Door de kleurspontaneïteit en wisselwerking der vlakken, hoezeer ook nog aan opties materiaal onbezijdigd bleef, krijgen we mengeling van ‘grijzen’ (bevreemding) en ‘groenen’ (sympathie) die elkaar aldoor aanvullen in de kleurzones en gans de stemming van dit muzikaalnummer te lezen geven. Met de gangbare stilleven-opvatting breekt ook Lhote. De natuurvormen hebben hun verbizondering aan een konstruktieve wetmatigheid onderworpen. Niet langer weergave volgens het vizueel-waarneembare. Ombeelding naar een abstract stijlbegrip.
De realiteit is vertrekpunt, geen beeldingsmaatstaf. Deze is op het zuiver geestelik plan overgedragen. Geen separaat-aangifte der indrukken dus, wel hun geestelik stenogram.
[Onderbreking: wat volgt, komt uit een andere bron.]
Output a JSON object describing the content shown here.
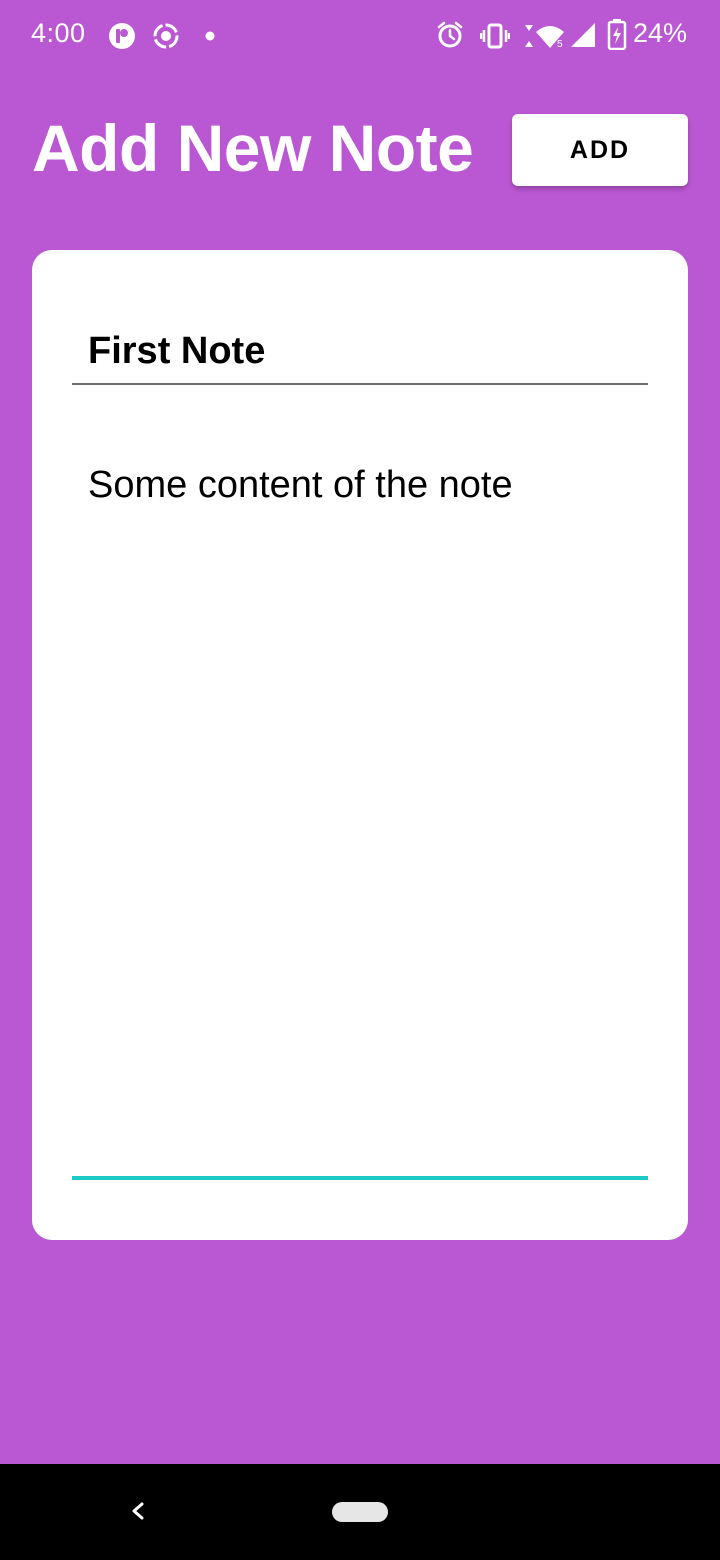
{
  "status_bar": {
    "time": "4:00",
    "battery": "24%",
    "icons": [
      "app-notification-icon",
      "screen-record-icon",
      "dot-icon",
      "alarm-icon",
      "vibrate-icon",
      "wifi-icon",
      "cell-signal-icon",
      "battery-charging-icon"
    ]
  },
  "header": {
    "title": "Add New Note",
    "add_label": "ADD"
  },
  "note": {
    "title": "First Note",
    "content": "Some content of the note"
  },
  "nav_bar": {
    "icons": [
      "back-icon",
      "home-pill-icon"
    ]
  },
  "colors": {
    "background": "#BA57D3",
    "card": "#FFFFFF",
    "focus_underline": "#1FC9C4",
    "nav_bar": "#000000"
  }
}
Meer dan namaak der natuur en bedriegelik perspectivism (valse diepgang), meer dan analytiese kleur- en vormweergave is deze verinnerliking van de werkelikheid uit haar materieele gedaante naar een algemeenidee. Empiriese wisselvalligheid herleidt zich tot de begripsmatige grondvorm. Syntheze. Bij Léger in ‘Le Cirque’ omspant de kompositie geest en stof, door het
ontlenen van middelen én aan de waarneming én aan de abstractie. Zo is het nàbeelden van een trapezepaljas staties in de algemene bewogenheid der kleurvlakken. Dit vergelijk met objectiviteit schaadt aan het totaalbeeld, want het bestendigt een moment indruk. Door kontrastale kleurwerking en kompositoriese planverdeling ontwerpt zich de lyriese gelijkwaarde van dit Barnummilieu. Het in lassen van kaplaarzenletters, die het spektakel aankondigen, is surrogaat. Onzuiver. Het diende omgezet naar de lyriese norma. Evenzo de ingang, die zelfs als bijbehorig wegvallen kon. Hier als ruimtevulling was dit reproduktief beeld te vervangen door complementaire kleurvlakken, die de hoofdstemming gewicht konden bijzetten.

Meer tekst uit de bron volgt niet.